Literature DB >> 18974093

Exceptional amyloid beta peptide hydrolyzing activity of nonphysiological immunoglobulin variable domain scaffolds.

Hiroaki Taguchi1, Stephanie Planque, Gopal Sapparapu, Stephane Boivin, Mariko Hara, Yasuhiro Nishiyama, Sudhir Paul.   

Abstract

Nucleophilic sites in the paired variable domains of the light and heavy chains (VL and VH domains) of Ig can catalyze peptide bond hydrolysis. Amyloid beta (Abeta)-binding Igs are under consideration for immunotherapy of Alzheimer disease. We searched for Abeta-hydrolyzing human IgV domains (IgVs) in a library containing a majority of single chain Fv clones mimicking physiological VL-VH-combining sites and minority IgV populations with nonphysiological structures generated by cloning errors.
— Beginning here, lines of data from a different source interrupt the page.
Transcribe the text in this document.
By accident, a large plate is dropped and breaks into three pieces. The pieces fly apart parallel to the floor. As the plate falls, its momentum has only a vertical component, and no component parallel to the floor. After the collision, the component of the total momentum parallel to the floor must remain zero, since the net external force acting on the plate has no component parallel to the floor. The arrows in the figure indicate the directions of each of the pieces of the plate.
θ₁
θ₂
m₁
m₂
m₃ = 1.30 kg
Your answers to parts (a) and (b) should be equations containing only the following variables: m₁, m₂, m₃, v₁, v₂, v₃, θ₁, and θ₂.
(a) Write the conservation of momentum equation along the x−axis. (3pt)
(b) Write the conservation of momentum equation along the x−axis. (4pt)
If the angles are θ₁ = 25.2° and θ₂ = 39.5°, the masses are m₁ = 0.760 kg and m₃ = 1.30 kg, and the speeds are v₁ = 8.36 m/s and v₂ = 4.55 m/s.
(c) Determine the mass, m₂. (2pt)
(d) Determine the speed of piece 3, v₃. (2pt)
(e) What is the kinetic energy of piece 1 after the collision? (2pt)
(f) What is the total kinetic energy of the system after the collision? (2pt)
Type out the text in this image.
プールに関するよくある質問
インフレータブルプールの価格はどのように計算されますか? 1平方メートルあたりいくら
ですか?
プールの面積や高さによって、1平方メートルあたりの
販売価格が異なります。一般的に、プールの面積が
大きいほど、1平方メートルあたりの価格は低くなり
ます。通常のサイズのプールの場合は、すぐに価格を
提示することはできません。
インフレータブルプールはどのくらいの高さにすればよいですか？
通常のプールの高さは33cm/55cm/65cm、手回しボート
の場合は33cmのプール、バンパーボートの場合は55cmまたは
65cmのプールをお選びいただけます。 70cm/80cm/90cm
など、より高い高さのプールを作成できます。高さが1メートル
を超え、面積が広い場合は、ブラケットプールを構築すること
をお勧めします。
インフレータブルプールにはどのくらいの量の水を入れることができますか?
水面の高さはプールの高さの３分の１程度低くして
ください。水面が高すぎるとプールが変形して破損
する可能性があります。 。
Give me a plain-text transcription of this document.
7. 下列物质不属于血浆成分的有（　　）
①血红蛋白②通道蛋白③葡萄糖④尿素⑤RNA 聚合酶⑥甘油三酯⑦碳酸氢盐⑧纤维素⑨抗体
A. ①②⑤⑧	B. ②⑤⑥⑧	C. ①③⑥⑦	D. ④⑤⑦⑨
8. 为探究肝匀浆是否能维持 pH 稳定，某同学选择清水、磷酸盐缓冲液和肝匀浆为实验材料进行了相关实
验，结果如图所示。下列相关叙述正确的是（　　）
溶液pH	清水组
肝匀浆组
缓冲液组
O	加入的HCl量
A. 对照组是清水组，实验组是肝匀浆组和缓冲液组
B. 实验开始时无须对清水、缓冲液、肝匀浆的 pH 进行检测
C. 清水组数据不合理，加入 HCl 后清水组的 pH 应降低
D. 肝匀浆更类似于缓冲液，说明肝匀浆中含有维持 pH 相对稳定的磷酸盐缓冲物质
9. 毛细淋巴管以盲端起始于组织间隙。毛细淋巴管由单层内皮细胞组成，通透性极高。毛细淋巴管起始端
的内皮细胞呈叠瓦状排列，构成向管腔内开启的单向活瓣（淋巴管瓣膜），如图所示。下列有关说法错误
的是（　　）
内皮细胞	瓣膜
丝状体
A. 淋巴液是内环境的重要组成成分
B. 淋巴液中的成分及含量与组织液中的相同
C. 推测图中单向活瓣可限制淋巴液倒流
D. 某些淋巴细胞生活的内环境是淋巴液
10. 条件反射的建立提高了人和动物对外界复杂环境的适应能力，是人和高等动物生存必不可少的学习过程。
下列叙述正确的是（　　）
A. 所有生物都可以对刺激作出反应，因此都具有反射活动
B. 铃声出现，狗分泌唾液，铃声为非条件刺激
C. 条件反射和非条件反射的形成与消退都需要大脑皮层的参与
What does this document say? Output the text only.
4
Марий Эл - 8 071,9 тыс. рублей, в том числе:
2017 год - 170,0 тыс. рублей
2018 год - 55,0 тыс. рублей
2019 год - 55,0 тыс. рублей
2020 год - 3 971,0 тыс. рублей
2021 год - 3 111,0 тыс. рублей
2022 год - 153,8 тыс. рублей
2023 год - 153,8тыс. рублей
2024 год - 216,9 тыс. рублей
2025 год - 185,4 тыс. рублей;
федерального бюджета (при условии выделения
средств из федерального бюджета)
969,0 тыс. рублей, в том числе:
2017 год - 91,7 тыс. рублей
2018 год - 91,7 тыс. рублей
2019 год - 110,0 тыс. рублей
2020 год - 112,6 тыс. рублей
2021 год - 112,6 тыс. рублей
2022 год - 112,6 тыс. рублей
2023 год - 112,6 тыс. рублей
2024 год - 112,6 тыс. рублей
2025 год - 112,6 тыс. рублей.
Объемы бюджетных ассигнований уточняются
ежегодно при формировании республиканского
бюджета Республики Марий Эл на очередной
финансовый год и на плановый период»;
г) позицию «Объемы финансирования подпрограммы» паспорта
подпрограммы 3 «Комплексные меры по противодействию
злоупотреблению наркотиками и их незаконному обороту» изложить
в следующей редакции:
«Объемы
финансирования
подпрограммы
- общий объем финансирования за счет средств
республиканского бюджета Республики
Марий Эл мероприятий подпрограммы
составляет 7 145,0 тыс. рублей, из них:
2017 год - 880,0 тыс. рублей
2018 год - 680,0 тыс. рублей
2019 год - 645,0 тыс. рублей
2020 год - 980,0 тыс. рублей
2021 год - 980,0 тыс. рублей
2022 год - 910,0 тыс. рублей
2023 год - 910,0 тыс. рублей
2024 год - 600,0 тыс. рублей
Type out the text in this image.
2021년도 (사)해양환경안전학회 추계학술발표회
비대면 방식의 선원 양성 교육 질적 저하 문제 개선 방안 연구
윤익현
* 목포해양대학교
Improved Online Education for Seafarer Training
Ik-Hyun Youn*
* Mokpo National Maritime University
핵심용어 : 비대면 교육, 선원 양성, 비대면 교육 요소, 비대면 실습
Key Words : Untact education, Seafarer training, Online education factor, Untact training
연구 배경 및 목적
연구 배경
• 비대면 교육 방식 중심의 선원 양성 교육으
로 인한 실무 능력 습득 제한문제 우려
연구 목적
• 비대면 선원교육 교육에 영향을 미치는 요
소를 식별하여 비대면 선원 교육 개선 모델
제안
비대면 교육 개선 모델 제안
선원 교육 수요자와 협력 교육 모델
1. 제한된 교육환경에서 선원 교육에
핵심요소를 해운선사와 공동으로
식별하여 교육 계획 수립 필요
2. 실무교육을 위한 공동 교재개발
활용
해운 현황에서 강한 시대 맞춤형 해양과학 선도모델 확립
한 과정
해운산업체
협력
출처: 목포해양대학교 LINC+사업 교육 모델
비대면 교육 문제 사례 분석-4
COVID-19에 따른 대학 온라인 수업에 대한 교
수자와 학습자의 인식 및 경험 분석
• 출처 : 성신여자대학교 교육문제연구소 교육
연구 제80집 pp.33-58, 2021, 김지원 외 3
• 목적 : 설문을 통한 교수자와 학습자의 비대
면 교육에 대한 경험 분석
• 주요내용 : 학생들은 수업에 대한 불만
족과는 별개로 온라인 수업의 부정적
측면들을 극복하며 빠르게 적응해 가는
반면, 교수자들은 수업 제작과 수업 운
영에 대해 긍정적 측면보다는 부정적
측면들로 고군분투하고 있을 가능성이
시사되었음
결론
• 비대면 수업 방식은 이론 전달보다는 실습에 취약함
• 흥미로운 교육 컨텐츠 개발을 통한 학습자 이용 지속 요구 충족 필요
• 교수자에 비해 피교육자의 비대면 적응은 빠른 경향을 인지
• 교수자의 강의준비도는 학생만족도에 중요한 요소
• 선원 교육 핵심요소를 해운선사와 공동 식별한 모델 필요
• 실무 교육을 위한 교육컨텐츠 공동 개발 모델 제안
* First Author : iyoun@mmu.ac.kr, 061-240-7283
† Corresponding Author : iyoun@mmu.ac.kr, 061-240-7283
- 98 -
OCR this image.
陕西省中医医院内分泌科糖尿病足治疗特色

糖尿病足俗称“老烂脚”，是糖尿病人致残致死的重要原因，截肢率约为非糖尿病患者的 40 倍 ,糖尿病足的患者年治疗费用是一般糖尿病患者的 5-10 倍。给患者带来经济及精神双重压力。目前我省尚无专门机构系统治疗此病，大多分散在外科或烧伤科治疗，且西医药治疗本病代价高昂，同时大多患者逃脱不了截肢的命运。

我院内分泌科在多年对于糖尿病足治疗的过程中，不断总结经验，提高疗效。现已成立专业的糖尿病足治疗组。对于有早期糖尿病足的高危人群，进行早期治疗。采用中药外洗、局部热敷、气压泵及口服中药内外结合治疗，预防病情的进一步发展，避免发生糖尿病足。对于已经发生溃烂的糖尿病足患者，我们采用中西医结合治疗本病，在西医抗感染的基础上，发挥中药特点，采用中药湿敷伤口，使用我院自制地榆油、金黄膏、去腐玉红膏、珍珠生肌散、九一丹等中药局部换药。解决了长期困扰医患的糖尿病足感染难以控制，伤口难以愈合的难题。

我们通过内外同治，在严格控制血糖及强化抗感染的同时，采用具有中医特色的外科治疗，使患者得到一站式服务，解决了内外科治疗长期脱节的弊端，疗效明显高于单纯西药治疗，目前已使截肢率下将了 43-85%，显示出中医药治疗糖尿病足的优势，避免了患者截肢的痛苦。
Random screening and covalent selection of phage-displayed IgVs with an electrophilic Abeta analog identified rare IgVs that hydrolyzed Abeta mainly at His14-Gln15. Inhibition of IgV catalysis and irreversible binding by an electrophilic hapten suggested a nucleophilic catalytic mechanism. Structural analysis indicated that the catalytic IgVs are nonphysiological structures, a two domain heterodimeric VL (IgVL2-t) and single domain VL clones with aberrant polypeptide tags (IgVL-t'). The IgVs hydrolyzed Abeta at rates superior to naturally occurring Igs by 3-4 orders of magnitude. Forced pairing of the single domain VL with VH or VL domains resulted in reduced Abeta hydrolysis, suggesting catalysis by the unpaired VL domain.Angstrom level amino acid displacements evident in molecular models of the two domain and unpaired VL domain clones explain alterations of catalytic activity. In view of their superior catalytic activity, the VL domain IgVs may help attain clearance of medically important antigens more efficiently than natural Igs.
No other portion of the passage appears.